A common argument now is that g is best understood to be a general factor in intelligence and not general intelligence, but it’s interesting to see what Spearman originally said in his 1904 “General Intelligence,” Objectively Determined and Measured. On p. 272:
“… we reach the profoundly important conclusion that there really exists a something that we may provisionally term “General Sensory Discrimination” and similarly a “General Intelligence,” and further that the functional correspondence between these two is not appreciably less than absolute.”

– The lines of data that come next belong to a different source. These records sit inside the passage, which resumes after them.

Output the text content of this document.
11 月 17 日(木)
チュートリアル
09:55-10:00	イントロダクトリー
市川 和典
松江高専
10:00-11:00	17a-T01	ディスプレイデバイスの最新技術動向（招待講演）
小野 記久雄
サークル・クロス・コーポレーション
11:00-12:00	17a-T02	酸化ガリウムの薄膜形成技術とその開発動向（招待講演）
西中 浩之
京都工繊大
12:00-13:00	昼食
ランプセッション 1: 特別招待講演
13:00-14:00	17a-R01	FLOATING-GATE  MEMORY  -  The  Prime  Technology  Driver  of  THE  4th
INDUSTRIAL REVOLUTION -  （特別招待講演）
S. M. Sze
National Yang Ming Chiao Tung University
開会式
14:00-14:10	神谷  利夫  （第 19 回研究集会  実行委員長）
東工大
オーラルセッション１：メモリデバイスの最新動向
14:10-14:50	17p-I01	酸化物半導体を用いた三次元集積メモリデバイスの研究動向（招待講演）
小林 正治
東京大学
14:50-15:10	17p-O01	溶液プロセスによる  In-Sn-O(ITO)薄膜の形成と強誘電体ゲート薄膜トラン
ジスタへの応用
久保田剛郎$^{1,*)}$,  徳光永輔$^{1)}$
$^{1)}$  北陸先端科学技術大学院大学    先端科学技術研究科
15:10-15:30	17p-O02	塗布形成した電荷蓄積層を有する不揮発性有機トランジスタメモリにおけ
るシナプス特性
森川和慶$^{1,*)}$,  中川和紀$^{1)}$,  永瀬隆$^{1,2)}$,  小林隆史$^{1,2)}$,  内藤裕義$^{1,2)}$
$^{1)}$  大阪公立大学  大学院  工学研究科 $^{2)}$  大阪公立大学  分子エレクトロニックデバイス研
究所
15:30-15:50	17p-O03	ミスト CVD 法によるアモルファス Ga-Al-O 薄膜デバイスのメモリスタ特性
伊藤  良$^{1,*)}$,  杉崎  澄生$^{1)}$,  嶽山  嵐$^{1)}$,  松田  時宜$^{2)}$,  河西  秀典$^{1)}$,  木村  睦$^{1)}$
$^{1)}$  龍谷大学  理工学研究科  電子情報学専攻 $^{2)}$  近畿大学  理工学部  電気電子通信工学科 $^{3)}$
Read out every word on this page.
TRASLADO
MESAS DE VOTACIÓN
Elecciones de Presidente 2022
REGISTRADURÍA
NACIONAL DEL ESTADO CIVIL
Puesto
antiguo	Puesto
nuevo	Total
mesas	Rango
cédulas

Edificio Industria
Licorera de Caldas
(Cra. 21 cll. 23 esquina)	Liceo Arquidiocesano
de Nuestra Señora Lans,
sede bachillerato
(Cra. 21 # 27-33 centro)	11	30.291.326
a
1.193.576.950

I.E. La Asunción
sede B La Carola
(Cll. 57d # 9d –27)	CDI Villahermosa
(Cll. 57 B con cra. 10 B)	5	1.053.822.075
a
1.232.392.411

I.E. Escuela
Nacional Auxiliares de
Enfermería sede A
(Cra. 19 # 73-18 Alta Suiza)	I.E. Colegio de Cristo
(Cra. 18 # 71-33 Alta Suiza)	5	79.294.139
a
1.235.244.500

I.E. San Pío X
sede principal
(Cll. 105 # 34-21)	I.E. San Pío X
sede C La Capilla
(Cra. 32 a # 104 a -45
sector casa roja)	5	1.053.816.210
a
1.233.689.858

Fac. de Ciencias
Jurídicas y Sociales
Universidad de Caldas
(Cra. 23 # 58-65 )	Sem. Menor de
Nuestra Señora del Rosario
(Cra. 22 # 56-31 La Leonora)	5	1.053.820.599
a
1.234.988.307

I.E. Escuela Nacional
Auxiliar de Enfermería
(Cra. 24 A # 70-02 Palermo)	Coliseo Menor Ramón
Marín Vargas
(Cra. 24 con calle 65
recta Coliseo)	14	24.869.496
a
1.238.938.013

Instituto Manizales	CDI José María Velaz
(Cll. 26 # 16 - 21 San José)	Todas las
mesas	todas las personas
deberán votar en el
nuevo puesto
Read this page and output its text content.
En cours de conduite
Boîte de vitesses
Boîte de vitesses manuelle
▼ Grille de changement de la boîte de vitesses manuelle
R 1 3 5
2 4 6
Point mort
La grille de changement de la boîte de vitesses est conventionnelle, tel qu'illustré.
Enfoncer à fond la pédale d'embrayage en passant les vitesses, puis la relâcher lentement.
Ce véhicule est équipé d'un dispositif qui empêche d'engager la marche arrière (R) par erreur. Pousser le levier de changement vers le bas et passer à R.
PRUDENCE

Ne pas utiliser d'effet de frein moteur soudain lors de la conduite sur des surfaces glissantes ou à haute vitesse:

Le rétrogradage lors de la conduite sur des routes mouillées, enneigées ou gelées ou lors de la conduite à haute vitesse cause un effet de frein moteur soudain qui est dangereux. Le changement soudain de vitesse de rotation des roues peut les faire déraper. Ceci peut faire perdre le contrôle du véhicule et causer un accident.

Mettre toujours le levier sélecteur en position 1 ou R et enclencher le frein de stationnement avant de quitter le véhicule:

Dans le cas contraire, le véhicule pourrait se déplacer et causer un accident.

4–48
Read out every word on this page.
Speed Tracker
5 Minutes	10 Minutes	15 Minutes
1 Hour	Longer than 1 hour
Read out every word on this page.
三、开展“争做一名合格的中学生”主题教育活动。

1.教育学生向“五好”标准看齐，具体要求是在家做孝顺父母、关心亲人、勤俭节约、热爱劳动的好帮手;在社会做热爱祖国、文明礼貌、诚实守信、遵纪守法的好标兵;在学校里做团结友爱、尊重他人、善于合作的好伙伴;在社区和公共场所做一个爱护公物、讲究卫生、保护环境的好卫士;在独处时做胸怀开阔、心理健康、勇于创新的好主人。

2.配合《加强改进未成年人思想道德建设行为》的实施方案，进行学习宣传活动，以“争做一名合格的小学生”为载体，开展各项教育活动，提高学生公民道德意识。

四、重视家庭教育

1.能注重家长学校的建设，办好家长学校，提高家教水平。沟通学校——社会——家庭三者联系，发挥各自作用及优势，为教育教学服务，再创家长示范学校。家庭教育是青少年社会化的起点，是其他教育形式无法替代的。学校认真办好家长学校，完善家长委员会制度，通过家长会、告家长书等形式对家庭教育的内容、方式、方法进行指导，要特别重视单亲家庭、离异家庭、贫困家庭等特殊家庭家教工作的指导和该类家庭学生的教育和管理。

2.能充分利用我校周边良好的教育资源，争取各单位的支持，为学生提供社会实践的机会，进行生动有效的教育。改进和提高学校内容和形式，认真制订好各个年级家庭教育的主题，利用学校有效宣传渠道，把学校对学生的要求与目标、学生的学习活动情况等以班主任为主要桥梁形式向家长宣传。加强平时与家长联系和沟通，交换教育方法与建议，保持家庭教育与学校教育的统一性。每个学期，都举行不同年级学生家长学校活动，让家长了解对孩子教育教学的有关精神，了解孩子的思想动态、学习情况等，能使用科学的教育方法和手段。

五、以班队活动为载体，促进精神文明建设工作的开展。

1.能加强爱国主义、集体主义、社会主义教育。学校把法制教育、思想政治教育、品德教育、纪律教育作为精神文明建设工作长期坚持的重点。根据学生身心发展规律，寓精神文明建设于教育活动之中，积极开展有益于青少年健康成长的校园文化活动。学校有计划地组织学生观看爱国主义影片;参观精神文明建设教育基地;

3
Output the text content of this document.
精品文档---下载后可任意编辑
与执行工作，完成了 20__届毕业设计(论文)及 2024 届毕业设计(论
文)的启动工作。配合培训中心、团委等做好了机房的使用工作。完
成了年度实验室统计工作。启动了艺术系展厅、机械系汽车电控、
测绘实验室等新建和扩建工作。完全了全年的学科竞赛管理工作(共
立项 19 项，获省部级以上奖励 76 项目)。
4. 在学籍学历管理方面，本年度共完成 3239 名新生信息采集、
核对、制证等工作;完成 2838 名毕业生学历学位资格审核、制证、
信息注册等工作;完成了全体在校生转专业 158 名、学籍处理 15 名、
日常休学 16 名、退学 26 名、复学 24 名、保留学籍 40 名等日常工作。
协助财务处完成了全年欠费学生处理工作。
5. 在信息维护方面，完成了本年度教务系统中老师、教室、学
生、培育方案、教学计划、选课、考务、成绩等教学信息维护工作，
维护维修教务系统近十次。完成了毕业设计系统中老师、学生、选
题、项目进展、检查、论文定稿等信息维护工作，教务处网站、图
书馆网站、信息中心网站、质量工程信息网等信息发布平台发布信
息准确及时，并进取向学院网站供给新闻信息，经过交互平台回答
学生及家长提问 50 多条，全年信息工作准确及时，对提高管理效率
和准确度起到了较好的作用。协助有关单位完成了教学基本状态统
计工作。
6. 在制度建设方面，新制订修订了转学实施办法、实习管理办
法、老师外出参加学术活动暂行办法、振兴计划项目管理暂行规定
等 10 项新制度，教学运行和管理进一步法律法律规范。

He goes on to describe this as a “general theorem”, refining it to (p. 273):
“Whenever branches of intellectual activity are at all dissimilar, then their correlations with one another appear wholly due to their being all variously saturated with some common fundamental Function (or group of Functions).”
(Emphasis in original.)
There’s a recent argument against this (though perhaps not quite, given Spearman’s parenthetical “group of Functions”), by van der Maas, Dolan, Grasman, Wicherts, Huizenga, and Raijmakers, which I may write about once I’ve found the time. The abstract:
“Scores on cognitive tasks used in intelligence tests correlate positively with each other, i.e., they display a positive manifold of correlations. The positive manifold is often explained by positing a dominant latent variable, the g-factor, associated with a single quantitative cognitive or biological process or capacity. In this paper we propose a new explanation of the positive manifold based on a dynamical model, in which reciprocal causation or mutualism plays a central role. It is shown that the positive manifold emerges purely by positive beneficial interactions between cognitive processes during development. A single underlying g-factor plays no role in the model. The model offers explanations of important findings in intelligence research, such as the hierarchical factor structure of intelligence, the low predictability of intelligence from early childhood performance, the integration/differentiation effect, the increase in heritability of g, the Jensen effect, and is consistent with current explanations of the Flynn effect.”